From: Joel Fernandes <joel@joelfernandes.org>
To: Christian Brauner <christian@brauner.io>
Cc: "Daniel Colascione" <dancol@google.com>,
"Suren Baghdasaryan" <surenb@google.com>,
"Steven Rostedt" <rostedt@goodmis.org>,
"Sultan Alsawaf" <sultan@kerneltoast.com>,
"Tim Murray" <timmurray@google.com>,
"Michal Hocko" <mhocko@kernel.org>,
"Greg Kroah-Hartman" <gregkh@linuxfoundation.org>,
"Arve Hjønnevåg" <arve@android.com>,
"Todd Kjos" <tkjos@android.com>,
"Martijn Coenen" <maco@android.com>,
"Ingo Molnar" <mingo@redhat.com>,
"Peter Zijlstra" <peterz@infradead.org>,
LKML <linux-kernel@vger.kernel.org>,
"open list:ANDROID DRIVERS" <devel@driverdev.osuosl.org>,
linux-mm <linux-mm@kvack.org>,
kernel-team <kernel-team@android.com>,
"Oleg Nesterov" <oleg@redhat.com>,
"Andy Lutomirski" <luto@amacapital.net>,
"Serge E. Hallyn" <serge@hallyn.com>,
"Kees Cook" <keescook@chromium.org>
Subject: Re: [RFC] simple_lmk: Introduce Simple Low Memory Killer for Android
Date: Tue, 19 Mar 2019 21:52:49 -0400 [thread overview]
Message-ID: <20190320015249.GC129907@google.com> (raw)
In-Reply-To: <20190319231020.tdcttojlbmx57gke@brauner.io>
On Wed, Mar 20, 2019 at 12:10:23AM +0100, Christian Brauner wrote:
> On Tue, Mar 19, 2019 at 03:48:32PM -0700, Daniel Colascione wrote:
> > On Tue, Mar 19, 2019 at 3:14 PM Christian Brauner <christian@brauner.io> wrote:
> > > So I dislike the idea of allocating new inodes from the procfs super
> > > block. I would like to avoid pinning the whole pidfd concept exclusively
> > > to proc. The idea is that the pidfd API will be useable through procfs
> > > via open("/proc/<pid>") because that is what users expect and really
> > > wanted to have for a long time. So it makes sense to have this working.
> > > But it should really be useable without it. That's why translate_pid()

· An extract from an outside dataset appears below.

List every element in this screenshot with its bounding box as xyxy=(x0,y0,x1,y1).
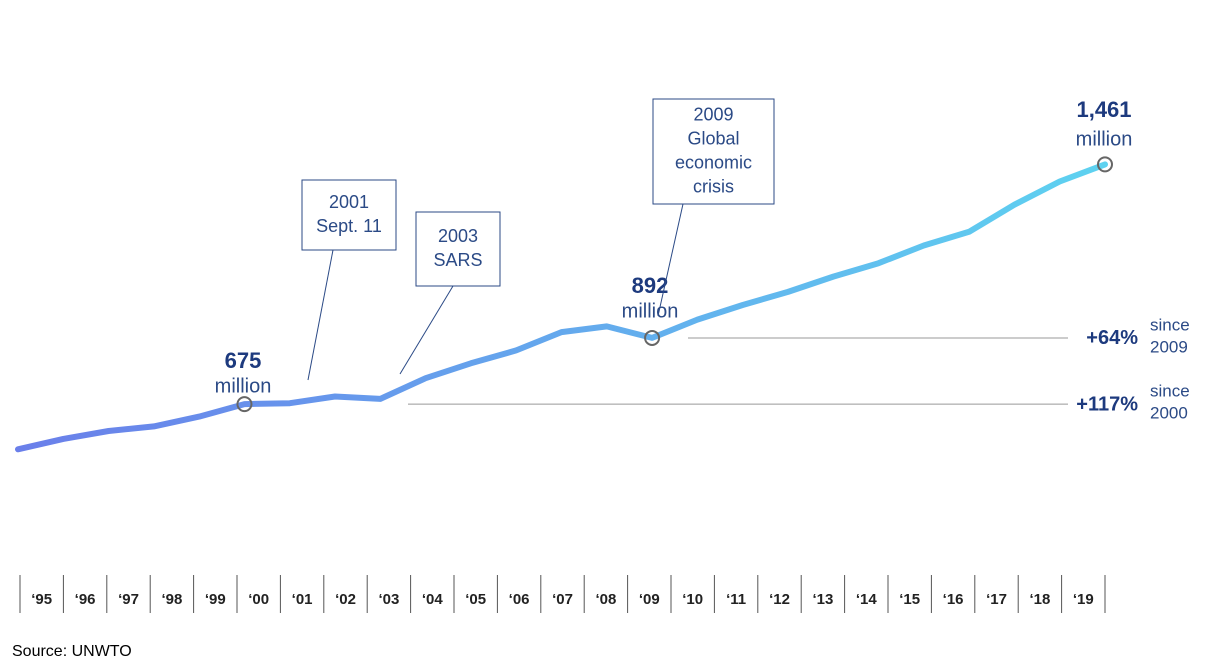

> > > and pidfd_clone() are on the table. What I'm saying is, once the pidfd
> > > api is "complete" you should be able to set CONFIG_PROCFS=N - even
> > > though that's crazy - and still be able to use pidfds. This is also a
> > > point akpm asked about when I did the pidfd_send_signal work.
> >
> > I agree that you shouldn't need CONFIG_PROCFS=Y to use pidfds. One
> > crazy idea that I was discussing with Joel the other day is to just
> > make CONFIG_PROCFS=Y mandatory and provide a new get_procfs_root()
> > system call that returned, out of thin air and independent of the
> > mount table, a procfs root directory file descriptor for the caller's
> > PID namspace and suitable for use with openat(2).
>
> Even if this works I'm pretty sure that Al and a lot of others will not
> be happy about this. A syscall to get an fd to /proc? That's not going
> to happen and I don't see the need for a separate syscall just for that.
> (I do see the point of making CONFIG_PROCFS=y the default btw.)
I think his point here was that he wanted a handle to procfs no matter where
it was mounted and then can later use openat on that. Agreed that it may be
unnecessary unless there is a usecase for it, and especially if the /proc
directory being the defacto mountpoint for procfs is a universal convention.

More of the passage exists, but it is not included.